I feel a little uninspired lately. Part of me is resisting this mold that I think others are expecting me to now fulfill as a mother. Or perhaps it's self-imposed. I want to be a wonderful mother. I just am not sure I'm ready to give in to having a total mom-blog. Nor does being a mother mean I no longer have the dreams I had before. I'm perfectly content to just stare at my baby all day long, to read to her, make her smile, kiss her, take her picture, and hope that she's happy. But I fear that my dreams of living an unordinary life, one of adventure, will seem muted and consequently ignored if I show any sign of them letting up.

(Also, I believe people are defined by the things they actually do, not things they say they will. So I don't like that the person I like to think of myself as, seems to now only exist in short periods of time.)

So I actually got mad at Tyler the other day for not eating some nectarines I bought. Ridiculous, I know, but it came out of a fear that our children will be resistant to trying new things. Caiden won't eat a nectarine when I suggest it for a snack, and I think that if maybe he saw his dad do it, he would. But they're both in the habit of only eating bananas or apples for fruit and whenever I come home with something different, I alone will eat it. After the discussion, Tyler agreed to eat various fruits.

Besides some of those feelings of confusion, I have to share some just a few amusing things.

I met April for lunch at a new restaurant recently. She arrived a few minutes before me and had already gotten her meal.

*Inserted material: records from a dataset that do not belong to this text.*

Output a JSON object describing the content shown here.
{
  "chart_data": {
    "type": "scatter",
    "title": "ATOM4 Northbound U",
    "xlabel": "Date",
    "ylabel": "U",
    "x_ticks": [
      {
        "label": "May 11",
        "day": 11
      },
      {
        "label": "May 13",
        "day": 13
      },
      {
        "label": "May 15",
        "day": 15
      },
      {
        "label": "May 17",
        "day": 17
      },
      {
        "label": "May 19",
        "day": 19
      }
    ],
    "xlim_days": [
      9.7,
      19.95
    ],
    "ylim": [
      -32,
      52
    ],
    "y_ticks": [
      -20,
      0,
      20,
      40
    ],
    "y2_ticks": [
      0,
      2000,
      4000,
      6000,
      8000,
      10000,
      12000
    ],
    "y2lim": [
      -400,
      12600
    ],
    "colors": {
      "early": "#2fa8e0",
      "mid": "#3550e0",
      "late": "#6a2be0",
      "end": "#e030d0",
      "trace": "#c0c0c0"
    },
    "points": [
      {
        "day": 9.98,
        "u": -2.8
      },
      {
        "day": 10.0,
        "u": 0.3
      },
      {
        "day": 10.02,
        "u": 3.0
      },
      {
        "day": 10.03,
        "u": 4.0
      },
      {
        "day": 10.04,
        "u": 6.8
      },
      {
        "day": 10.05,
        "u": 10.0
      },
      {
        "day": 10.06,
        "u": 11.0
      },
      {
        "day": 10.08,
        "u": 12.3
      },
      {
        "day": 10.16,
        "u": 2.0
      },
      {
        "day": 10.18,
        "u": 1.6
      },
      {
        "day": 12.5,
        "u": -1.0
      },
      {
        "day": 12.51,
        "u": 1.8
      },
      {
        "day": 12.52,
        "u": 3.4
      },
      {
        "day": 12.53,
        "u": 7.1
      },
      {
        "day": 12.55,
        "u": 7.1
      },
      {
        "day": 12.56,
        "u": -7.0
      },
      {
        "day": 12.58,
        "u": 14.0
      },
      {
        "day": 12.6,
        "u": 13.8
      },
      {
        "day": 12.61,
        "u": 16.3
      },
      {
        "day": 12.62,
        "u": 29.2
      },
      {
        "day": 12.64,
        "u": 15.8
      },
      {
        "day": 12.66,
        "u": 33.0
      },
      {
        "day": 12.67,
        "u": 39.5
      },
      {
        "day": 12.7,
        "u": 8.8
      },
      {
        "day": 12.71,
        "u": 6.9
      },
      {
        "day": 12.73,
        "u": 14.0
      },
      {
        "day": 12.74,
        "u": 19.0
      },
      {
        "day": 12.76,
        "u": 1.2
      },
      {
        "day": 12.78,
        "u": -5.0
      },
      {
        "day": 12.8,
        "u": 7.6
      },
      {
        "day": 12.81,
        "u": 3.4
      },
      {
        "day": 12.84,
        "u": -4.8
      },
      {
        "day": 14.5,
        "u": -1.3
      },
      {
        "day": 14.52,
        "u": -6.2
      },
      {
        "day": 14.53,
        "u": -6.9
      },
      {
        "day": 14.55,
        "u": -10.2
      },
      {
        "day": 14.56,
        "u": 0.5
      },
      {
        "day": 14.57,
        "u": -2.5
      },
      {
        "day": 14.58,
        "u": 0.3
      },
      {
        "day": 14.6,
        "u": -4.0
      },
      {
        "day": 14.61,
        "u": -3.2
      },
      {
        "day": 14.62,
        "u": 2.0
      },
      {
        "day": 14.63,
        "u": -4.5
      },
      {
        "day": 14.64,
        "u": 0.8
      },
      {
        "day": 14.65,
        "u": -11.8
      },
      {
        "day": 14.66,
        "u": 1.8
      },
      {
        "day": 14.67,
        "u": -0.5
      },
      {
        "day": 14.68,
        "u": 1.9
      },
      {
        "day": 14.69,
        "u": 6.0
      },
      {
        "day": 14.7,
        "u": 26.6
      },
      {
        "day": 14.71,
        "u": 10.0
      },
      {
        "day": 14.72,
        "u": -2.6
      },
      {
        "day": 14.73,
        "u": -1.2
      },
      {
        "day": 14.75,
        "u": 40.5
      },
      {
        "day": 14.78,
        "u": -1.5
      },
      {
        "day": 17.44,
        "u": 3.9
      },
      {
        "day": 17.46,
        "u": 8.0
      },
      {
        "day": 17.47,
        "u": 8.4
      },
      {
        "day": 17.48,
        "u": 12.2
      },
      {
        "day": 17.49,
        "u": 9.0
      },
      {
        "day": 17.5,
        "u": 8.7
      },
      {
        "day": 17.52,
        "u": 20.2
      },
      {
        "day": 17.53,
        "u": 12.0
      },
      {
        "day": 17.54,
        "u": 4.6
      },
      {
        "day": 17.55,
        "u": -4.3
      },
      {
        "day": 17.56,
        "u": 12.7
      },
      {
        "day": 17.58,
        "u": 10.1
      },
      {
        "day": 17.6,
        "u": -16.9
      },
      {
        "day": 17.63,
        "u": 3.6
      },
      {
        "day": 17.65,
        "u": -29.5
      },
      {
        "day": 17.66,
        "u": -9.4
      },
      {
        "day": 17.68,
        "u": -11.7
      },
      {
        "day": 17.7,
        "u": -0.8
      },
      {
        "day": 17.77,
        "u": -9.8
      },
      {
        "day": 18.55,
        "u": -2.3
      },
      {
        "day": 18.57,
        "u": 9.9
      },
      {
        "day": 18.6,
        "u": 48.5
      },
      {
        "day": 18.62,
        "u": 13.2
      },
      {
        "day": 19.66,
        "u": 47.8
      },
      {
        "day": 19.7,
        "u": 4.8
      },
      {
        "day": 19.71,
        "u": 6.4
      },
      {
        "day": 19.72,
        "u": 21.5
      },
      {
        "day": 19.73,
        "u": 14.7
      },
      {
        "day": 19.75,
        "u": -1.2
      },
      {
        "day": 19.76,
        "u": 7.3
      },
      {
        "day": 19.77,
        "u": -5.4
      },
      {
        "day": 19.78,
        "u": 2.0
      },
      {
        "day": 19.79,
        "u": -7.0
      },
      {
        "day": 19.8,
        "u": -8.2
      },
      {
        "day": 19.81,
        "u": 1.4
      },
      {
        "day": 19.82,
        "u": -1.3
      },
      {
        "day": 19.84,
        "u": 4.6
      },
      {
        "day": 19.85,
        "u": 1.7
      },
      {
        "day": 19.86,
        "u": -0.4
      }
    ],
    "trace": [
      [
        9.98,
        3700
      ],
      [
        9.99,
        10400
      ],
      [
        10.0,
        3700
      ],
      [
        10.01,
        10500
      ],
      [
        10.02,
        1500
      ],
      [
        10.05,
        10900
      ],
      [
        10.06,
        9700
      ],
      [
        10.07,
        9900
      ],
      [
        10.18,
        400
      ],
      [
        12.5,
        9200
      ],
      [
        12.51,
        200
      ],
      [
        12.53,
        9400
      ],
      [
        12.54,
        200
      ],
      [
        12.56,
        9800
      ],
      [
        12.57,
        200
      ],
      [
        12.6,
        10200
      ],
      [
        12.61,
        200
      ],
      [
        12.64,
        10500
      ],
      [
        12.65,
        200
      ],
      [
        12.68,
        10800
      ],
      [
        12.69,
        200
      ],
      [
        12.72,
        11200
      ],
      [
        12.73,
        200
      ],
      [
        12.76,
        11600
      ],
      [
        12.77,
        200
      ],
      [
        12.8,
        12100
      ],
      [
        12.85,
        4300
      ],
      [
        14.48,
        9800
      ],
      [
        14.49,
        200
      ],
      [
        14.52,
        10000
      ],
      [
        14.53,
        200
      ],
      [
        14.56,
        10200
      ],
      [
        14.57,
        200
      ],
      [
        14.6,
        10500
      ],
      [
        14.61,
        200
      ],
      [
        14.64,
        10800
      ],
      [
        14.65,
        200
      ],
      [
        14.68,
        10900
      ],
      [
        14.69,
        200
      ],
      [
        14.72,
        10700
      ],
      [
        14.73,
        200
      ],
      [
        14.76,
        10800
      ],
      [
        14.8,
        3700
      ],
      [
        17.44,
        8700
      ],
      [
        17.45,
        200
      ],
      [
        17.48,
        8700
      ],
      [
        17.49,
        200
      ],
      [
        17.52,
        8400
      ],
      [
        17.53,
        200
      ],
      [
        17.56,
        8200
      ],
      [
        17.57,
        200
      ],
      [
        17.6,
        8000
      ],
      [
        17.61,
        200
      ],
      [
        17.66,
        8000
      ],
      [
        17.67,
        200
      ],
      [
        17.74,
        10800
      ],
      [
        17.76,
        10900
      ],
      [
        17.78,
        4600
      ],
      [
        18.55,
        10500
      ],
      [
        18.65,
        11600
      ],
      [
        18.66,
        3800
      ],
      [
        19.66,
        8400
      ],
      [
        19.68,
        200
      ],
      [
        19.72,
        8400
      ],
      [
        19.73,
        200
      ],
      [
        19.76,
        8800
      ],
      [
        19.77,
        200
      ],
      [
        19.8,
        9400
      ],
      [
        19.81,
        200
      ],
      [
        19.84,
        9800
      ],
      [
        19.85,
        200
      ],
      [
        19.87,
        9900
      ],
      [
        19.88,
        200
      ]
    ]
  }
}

When I brought mine to sit down at the table with her, we discovered we had ordered the exact same thing, same salad, same sandwich.

Instead of playing chess with his Shrek chess set, Caiden now lines them up as football teams and practices his plays. Shrek, as you might guess, is the team's Center because he's the biggest.

Bailey is getting pudgier and more adorable all the time. So of course I had to include a picture of my buta-chan (little pig).